If nothing else, it pays occasionally to note that Northern Ireland is not quite the disaster zone it seems to like to present itself as. This is perhaps all summed up by the elderly lady I met in a driveway while canvassing in May, who said quite openly, almost loudly enough for all the neighbours to hear, "Isn't it all terrible, what are we going to do?" before moving closer to me and almost whispering, as if she were telling a secret, "All the same, we haven't really got it so bad, have we?"

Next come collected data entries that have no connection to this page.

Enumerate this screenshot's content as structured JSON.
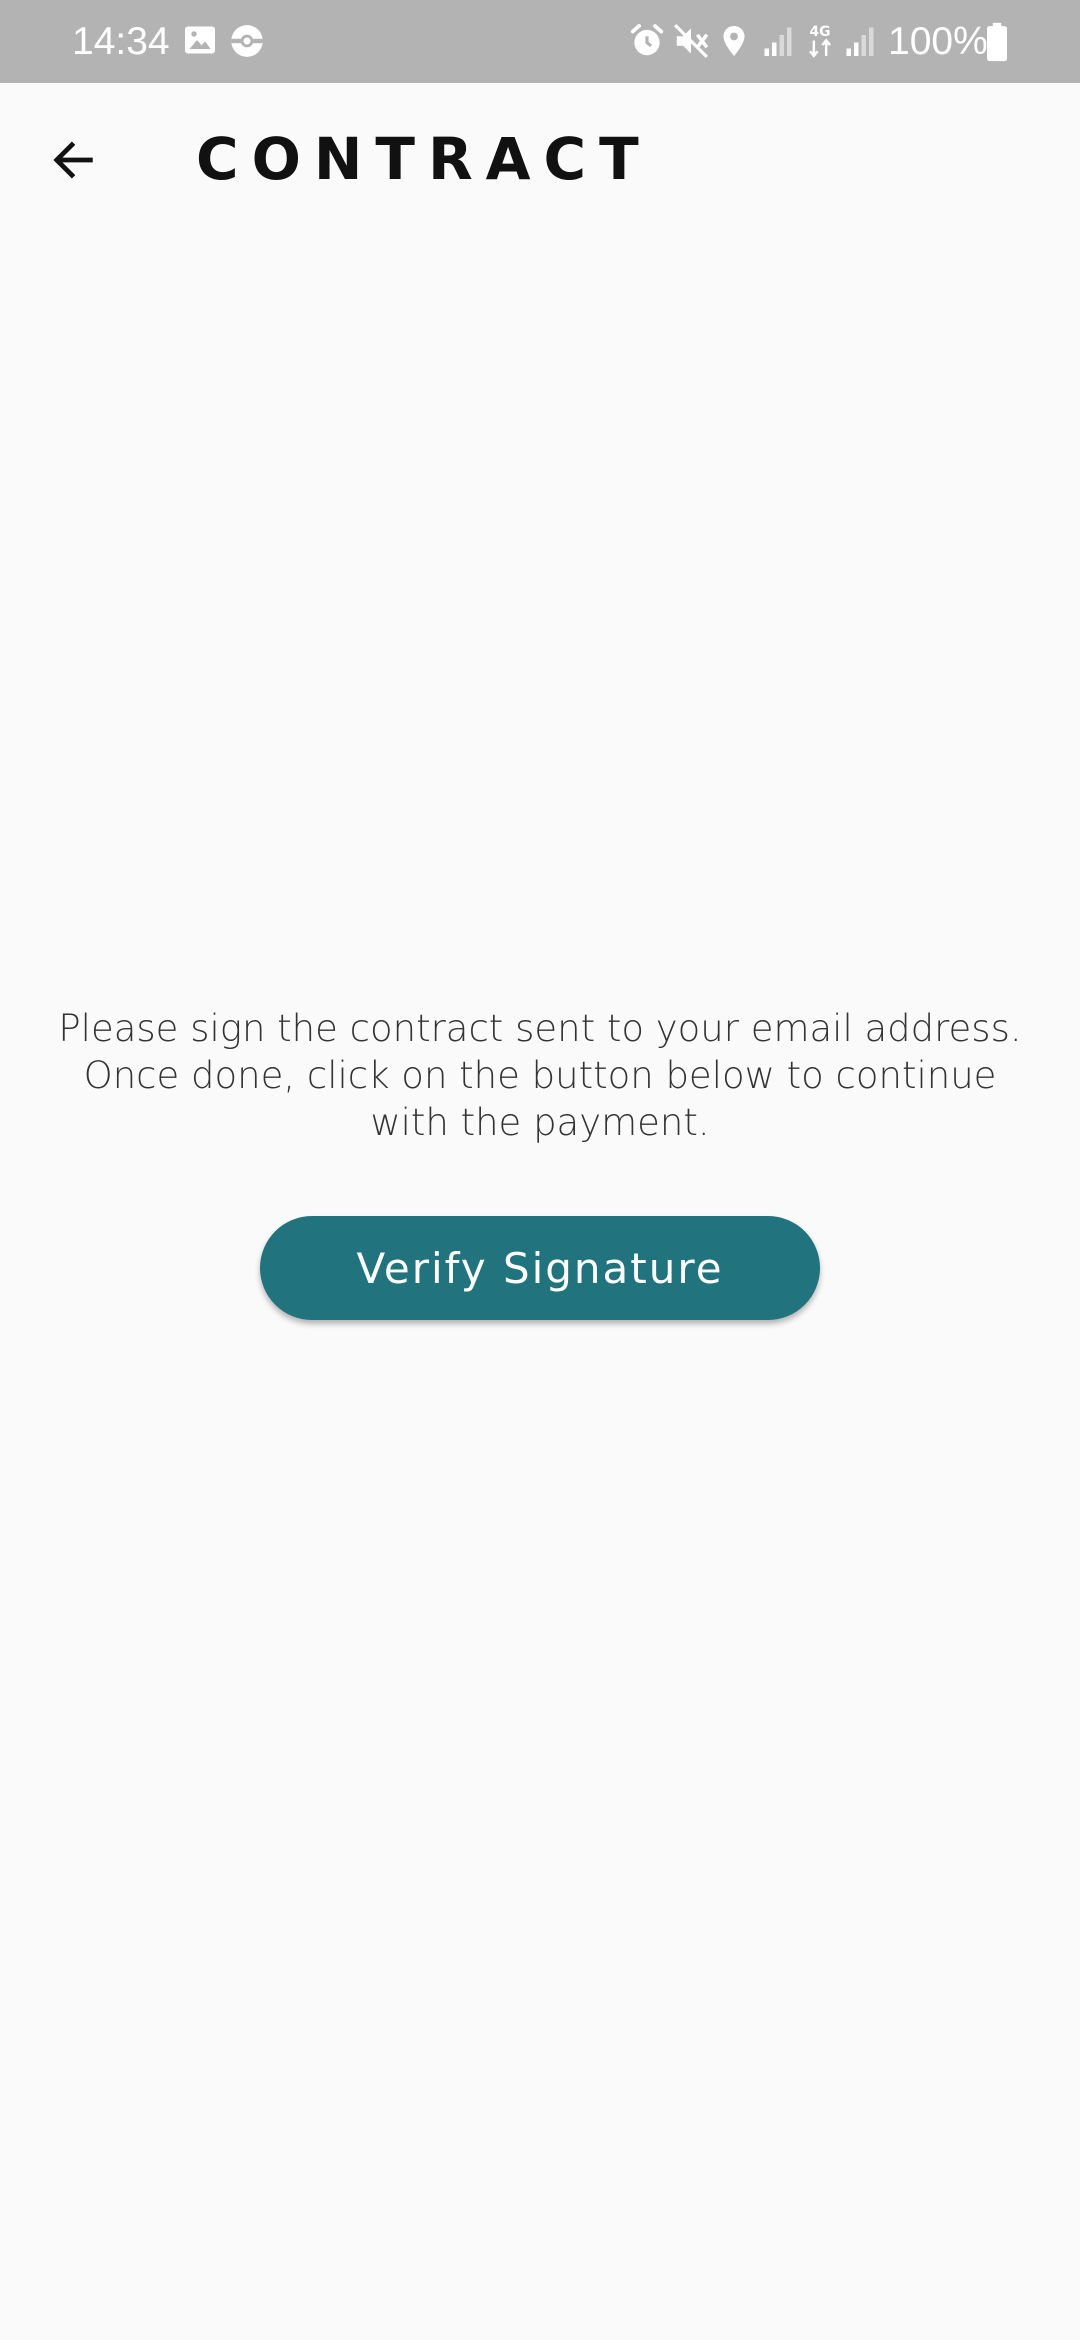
{
  "status_bar": {
    "time": "14:34",
    "battery": "100%",
    "icons": [
      "gallery-icon",
      "sync-icon",
      "alarm-icon",
      "mute-icon",
      "location-icon",
      "signal-icon",
      "4g-icon",
      "signal-icon",
      "battery-icon"
    ]
  },
  "app_bar": {
    "title": "CONTRACT",
    "back_icon": "arrow-back-icon"
  },
  "main": {
    "instructions": "Please sign the contract sent to your email address. Once done, click on the button below to continue with the payment.",
    "verify_button_label": "Verify Signature"
  },
  "colors": {
    "accent": "#21737e",
    "status_bar_bg": "#b3b3b3",
    "background": "#fafafa"
  }
}
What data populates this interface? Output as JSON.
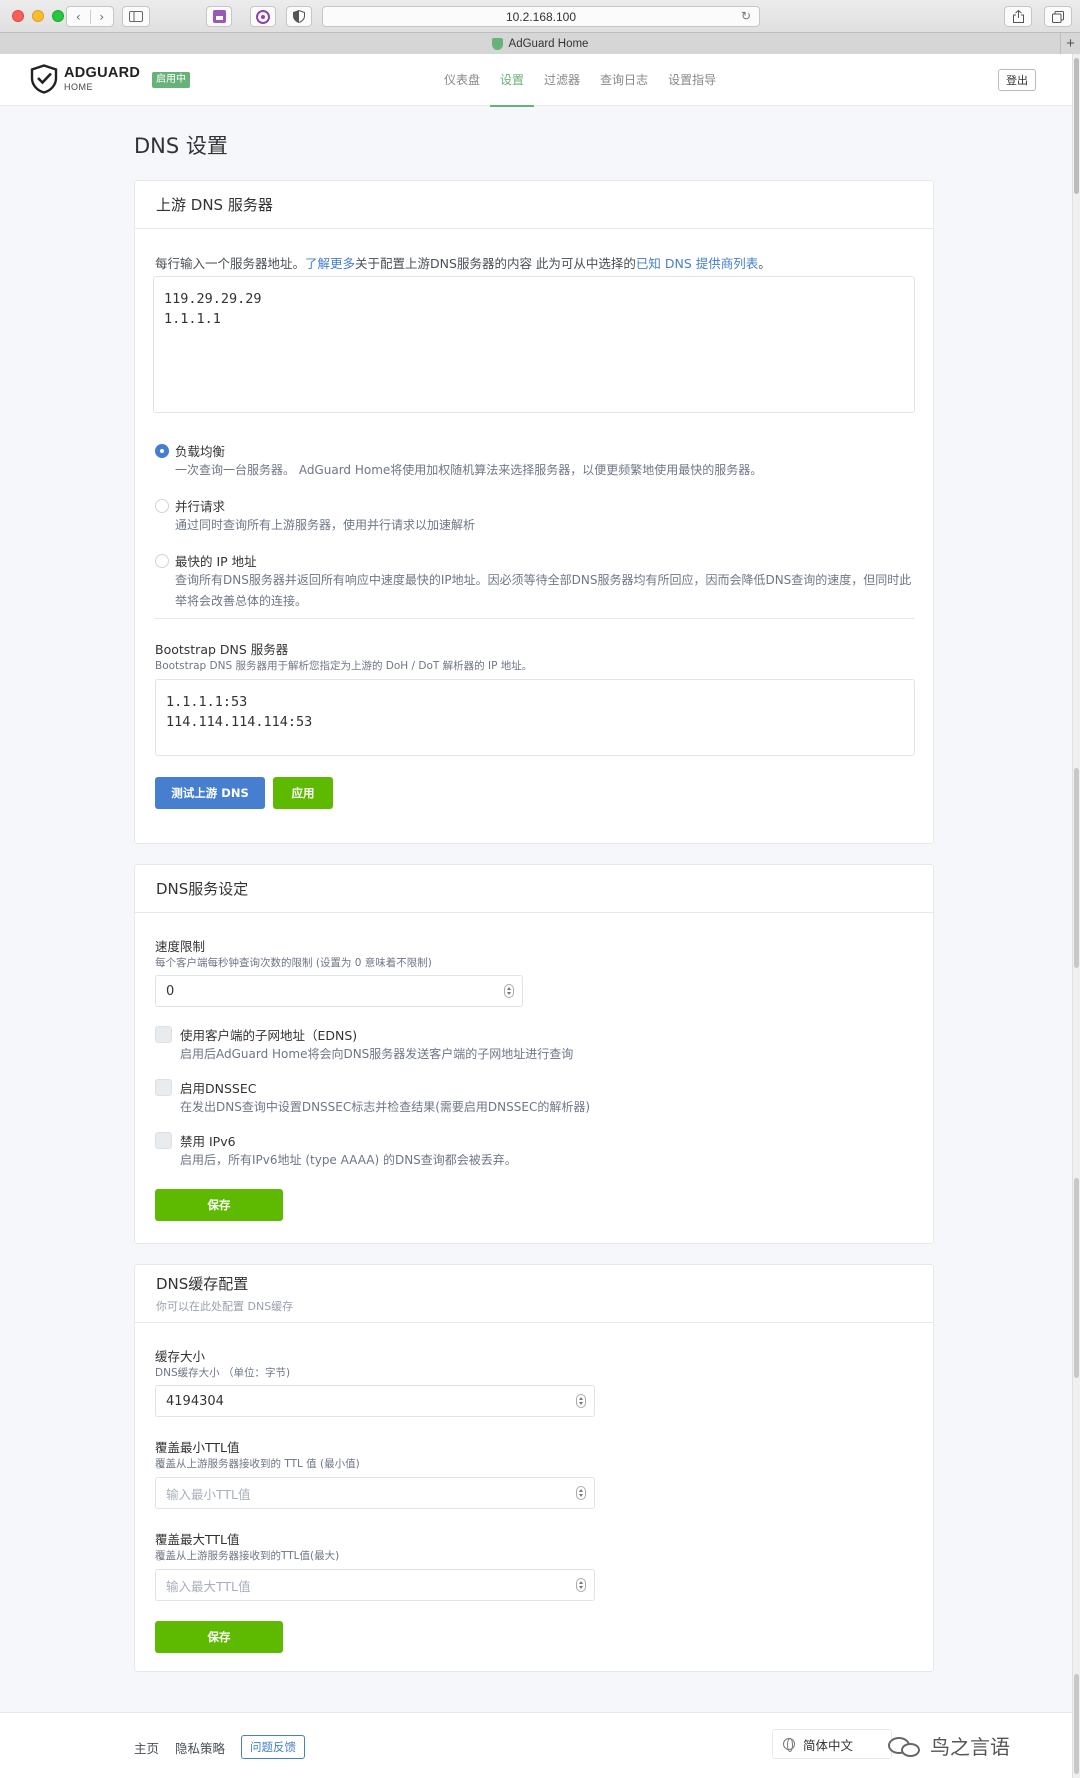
{
  "browser": {
    "url": "10.2.168.100",
    "tab_title": "AdGuard Home"
  },
  "header": {
    "logo_line1": "ADGUARD",
    "logo_line2": "HOME",
    "status_badge": "启用中",
    "nav": [
      "仪表盘",
      "设置",
      "过滤器",
      "查询日志",
      "设置指导"
    ],
    "active_nav": "设置",
    "logout": "登出"
  },
  "page": {
    "title": "DNS 设置"
  },
  "upstream": {
    "title": "上游 DNS 服务器",
    "hint_before": "每行输入一个服务器地址。",
    "hint_link1": "了解更多",
    "hint_middle": "关于配置上游DNS服务器的内容 此为可从中选择的",
    "hint_link2": "已知 DNS 提供商列表",
    "hint_end": "。",
    "servers": "119.29.29.29\n1.1.1.1",
    "options": [
      {
        "title": "负载均衡",
        "desc": "一次查询一台服务器。 AdGuard Home将使用加权随机算法来选择服务器，以便更频繁地使用最快的服务器。",
        "selected": true
      },
      {
        "title": "并行请求",
        "desc": "通过同时查询所有上游服务器，使用并行请求以加速解析",
        "selected": false
      },
      {
        "title": "最快的 IP 地址",
        "desc": "查询所有DNS服务器并返回所有响应中速度最快的IP地址。因必须等待全部DNS服务器均有所回应，因而会降低DNS查询的速度，但同时此举将会改善总体的连接。",
        "selected": false
      }
    ],
    "bootstrap_label": "Bootstrap DNS 服务器",
    "bootstrap_desc": "Bootstrap DNS 服务器用于解析您指定为上游的 DoH / DoT 解析器的 IP 地址。",
    "bootstrap_servers": "1.1.1.1:53\n114.114.114.114:53",
    "test_button": "测试上游 DNS",
    "apply_button": "应用"
  },
  "dns_service": {
    "title": "DNS服务设定",
    "rate_label": "速度限制",
    "rate_desc": "每个客户端每秒钟查询次数的限制 (设置为 0 意味着不限制)",
    "rate_value": "0",
    "checks": [
      {
        "title": "使用客户端的子网地址（EDNS)",
        "desc": "启用后AdGuard Home将会向DNS服务器发送客户端的子网地址进行查询"
      },
      {
        "title": "启用DNSSEC",
        "desc": "在发出DNS查询中设置DNSSEC标志并检查结果(需要启用DNSSEC的解析器)"
      },
      {
        "title": "禁用 IPv6",
        "desc": "启用后，所有IPv6地址 (type AAAA) 的DNS查询都会被丢弃。"
      }
    ],
    "save_button": "保存"
  },
  "cache": {
    "title": "DNS缓存配置",
    "subtitle": "你可以在此处配置 DNS缓存",
    "size_label": "缓存大小",
    "size_desc": "DNS缓存大小 （单位：字节)",
    "size_value": "4194304",
    "min_label": "覆盖最小TTL值",
    "min_desc": "覆盖从上游服务器接收到的 TTL 值 (最小值)",
    "min_placeholder": "输入最小TTL值",
    "max_label": "覆盖最大TTL值",
    "max_desc": "覆盖从上游服务器接收到的TTL值(最大)",
    "max_placeholder": "输入最大TTL值",
    "save_button": "保存"
  },
  "footer": {
    "home": "主页",
    "privacy": "隐私策略",
    "feedback": "问题反馈",
    "language": "简体中文",
    "watermark": "鸟之言语"
  },
  "colors": {
    "accent_green": "#67b279",
    "primary_blue": "#467fcf",
    "button_green": "#5eba00"
  }
}
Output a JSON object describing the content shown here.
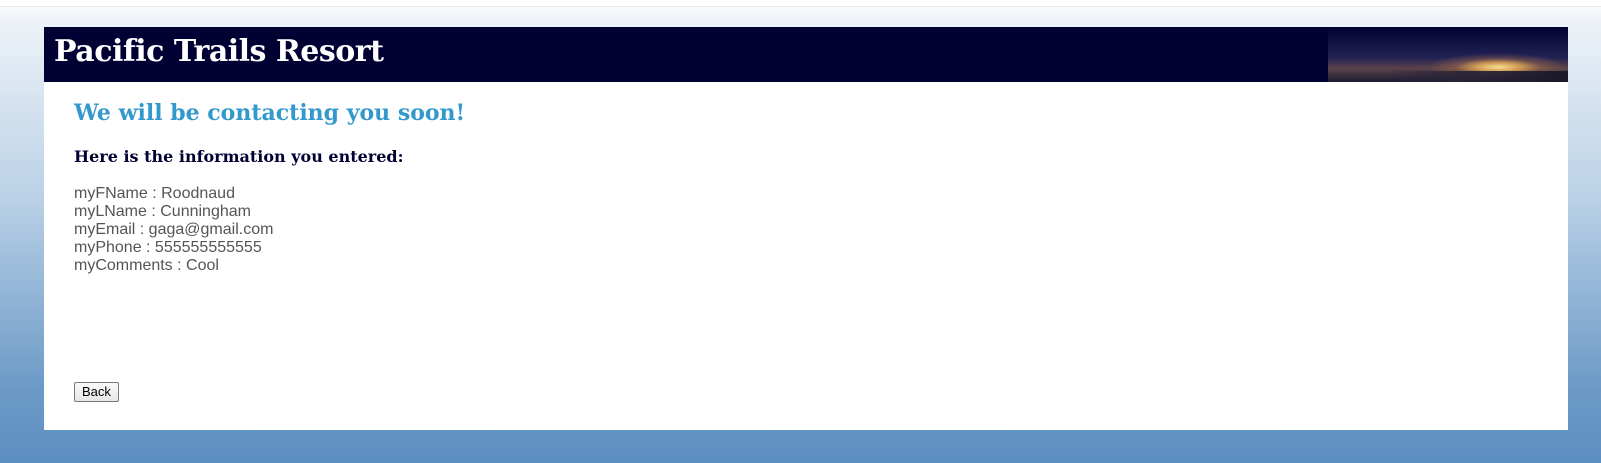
{
  "header": {
    "site_title": "Pacific Trails Resort"
  },
  "main": {
    "headline": "We will be contacting you soon!",
    "subhead": "Here is the information you entered:",
    "entries": [
      "myFName : Roodnaud",
      "myLName : Cunningham",
      "myEmail : gaga@gmail.com",
      "myPhone : 555555555555",
      "myComments : Cool"
    ],
    "back_label": "Back"
  },
  "colors": {
    "header_bg": "#000033",
    "headline": "#3399cc",
    "subhead": "#000033",
    "body_text": "#555555",
    "page_gradient_bottom": "#5b8fc0"
  }
}
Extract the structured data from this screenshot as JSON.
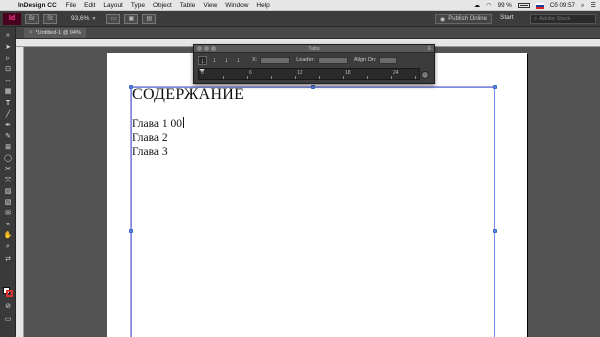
{
  "menubar": {
    "app_name": "InDesign CC",
    "items": [
      "File",
      "Edit",
      "Layout",
      "Type",
      "Object",
      "Table",
      "View",
      "Window",
      "Help"
    ],
    "battery": "99 %",
    "clock": "Сб 09:57"
  },
  "appbar": {
    "logo": "Id",
    "zoom": "93,6%",
    "publish_label": "Publish Online",
    "workspace": "Start",
    "search_placeholder": "Adobe Stock"
  },
  "document_tab": {
    "label": "*Untitled-1 @ 94%"
  },
  "tabs_panel": {
    "title": "Tabs",
    "x_label": "X:",
    "leader_label": "Leader:",
    "align_on_label": "Align On:",
    "ruler_numbers": [
      "0",
      "6",
      "12",
      "18",
      "24"
    ]
  },
  "document": {
    "heading": "СОДЕРЖАНИЕ",
    "lines": [
      "Глава 1 00",
      "Глава 2",
      "Глава 3"
    ]
  }
}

There is a serious political point here, also, though. This is in fact no time to be tampering significantly with the broad social and financial settlement which has attained recent economic growth and a markedly higher standard of living (even if somewhat by accident). On the contrary, fundamental policies such as the Protocol (which, for the record, won't suit the DUP) or lower household taxes (which likely will suit the DUP) seem to be working exactly as they are supposed to. Northern Ireland has major structural deficiencies not just in its public services but also in its economy, but fundamentally its economic settlement is functioning well.
The "Barnett Squeeze" (which is highly technical but basically represents a failure of the Barnett Formula, used for allocating public money to each country of the UK for domestic public funding, to take account of demonstrable need) does create a legitimate case for a funding uplift for public services in Northern Ireland, particularly to support reform of health and social care and to save some services outright. The reward for this will be a greater long-term contribution from Northern Ireland to overall UK revenues as its economy grows and its people grow increasingly healthy and prosperous, a trend already evident.
In other words, it is time perhaps to stop obsessing about the immediacy (as humans, sadly, are prone to do), and focus instead on our collective medium-term interests. In doing so, we will find there is a lot to agree on, and a firm basis for the restoration of devolution with significant challenges to face, but also with considerable hope for a better future.